Iraq is reportedly seeking a new international agreement protecting antiquities as a response to the ongoing looting of saleable antiquities from archaeological sites there (Radio Free Europe, 'Iraq Seeks International Treaty Protecting Antique Artifacts', April 20th 2011).
Iraq wants to conclude a new international agreement that will designate the dealing of antique Iraqi artifacts a crime, RFE/RL's Radio Free Iraq reports. Iraqi officials said the goal is to preserve the country's heritage from thieves and smugglers. Baha al-Mayyah, an adviser at the Iraqi Tourism and Historic Monuments Ministry, [...] criticized the international community for not doing enough to deter smugglers and looters. He said Iraq wants to abolish the 1970 UNESCO Convention on the Means of Prohibiting and Preventing the Illicit Import, Export, and Transfer of Ownership of Cultural Property [...] Iraq plans to convene an international conference at the end of this year in Baghdad to discuss the creation of a new international organization. "Its task would be to push for the cancellation or the amendment of the 1970 convention," al-Mayyah said. "It would have as members all the countries of the world that are facing problems with the looting and smuggling of their heritage."This would be a very interesting move. It is quite clear that a convention discussed and written in the late 1960s cannot possibly be applied to the changed antiquities market (especially in its dominating no-questions-asked variant) that has developed since the mid 1970s and then was again completely transformed in the mid 1990s by internet trading. It is totally inadequate to the task.
Iraq suggests that the 1970 UNESCO Convention on the Means of Prohibiting and Preventing the Illicit Import, Export, and Transfer of Ownership of Cultural Property "treats Iraq unfairly":
The 1970 convention urges signatory states to take all measures to prevent their museums from acquiring artifacts or art works illegally. It also urges countries to return such treasures to their country of origin. "But these measures are applicable only to cases that occurred after 1970," al-Mayyah said. "As for objects obtained before that date, these countries are allowed to keep what they acquired, even if it was done illegally."This is why Iraq plans to convene a conference attended by members all the countries of the world that are facing problems with the looting and smuggling of their heritage.
There seems to be a blurring of the distinction here between two things. the first is taking more effective measures against the ongoing looting and entering of freshly-looted items onto the international market, which we should be fighting in the interests of protecting the finite and fragile archaeological resource (the archaeological record, or what now remains of it). The second is the entirely different matter of objects dug up and which entered the market (and foreign museums) many decades ago, before there was global awareness and concern about looting.

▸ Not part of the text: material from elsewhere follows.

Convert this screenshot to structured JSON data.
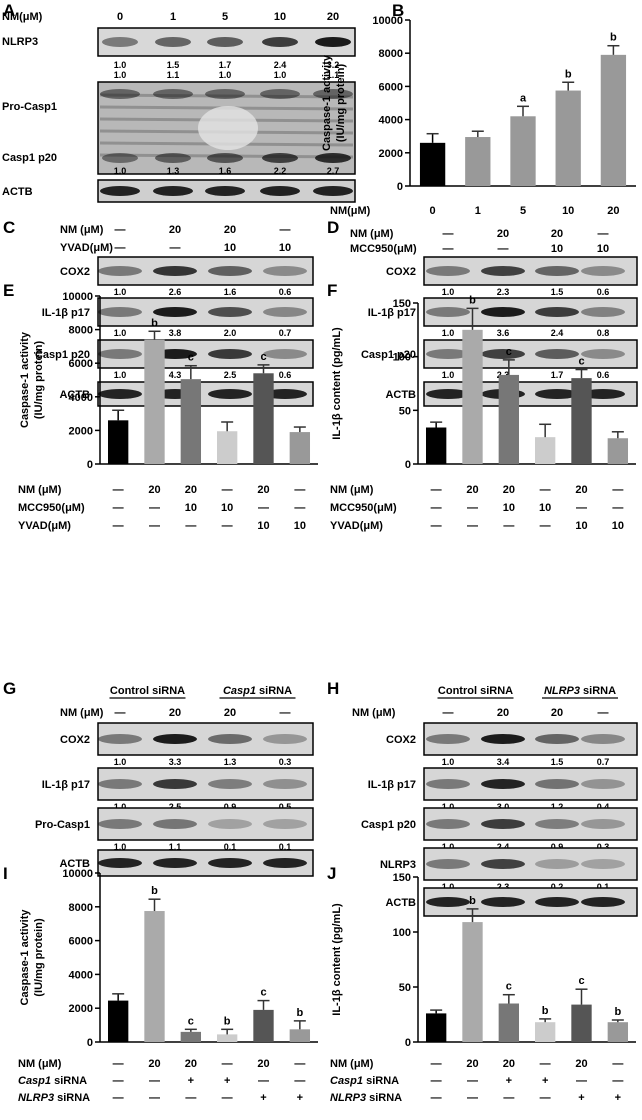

Should we now create retrospective international laws forcing entities (individuals, museums, states) to return items taken a long time ago irrespective of the mechanisms of acquisition? What would that achieve? What problems would it produce? Would it be applied to every artefact, or just selected ones, and on what would the selection be based? Is the aim of the organizers to be the total dismantling of the antiquities market (and foreign museum collections with "universal" pretensions)? Obviously some countries have strong opinions about large swathes of their ancient cultural heritage being held by foreign collectors, they do not see this as beneficial to them, they do not see it as any kind of 'mark of respect', but as another form of expression of dominance and domination. Nobody, surely, can deny that it is their right to hold such opinions. Merely labelling it pejoratively "cultural property nationalism" (or "retentionism") by collectors is hardly helpful and avoids the question why these collectors want to hang on to it despite all. We will all watch the development of the plans for and discussion round this conference with great interest.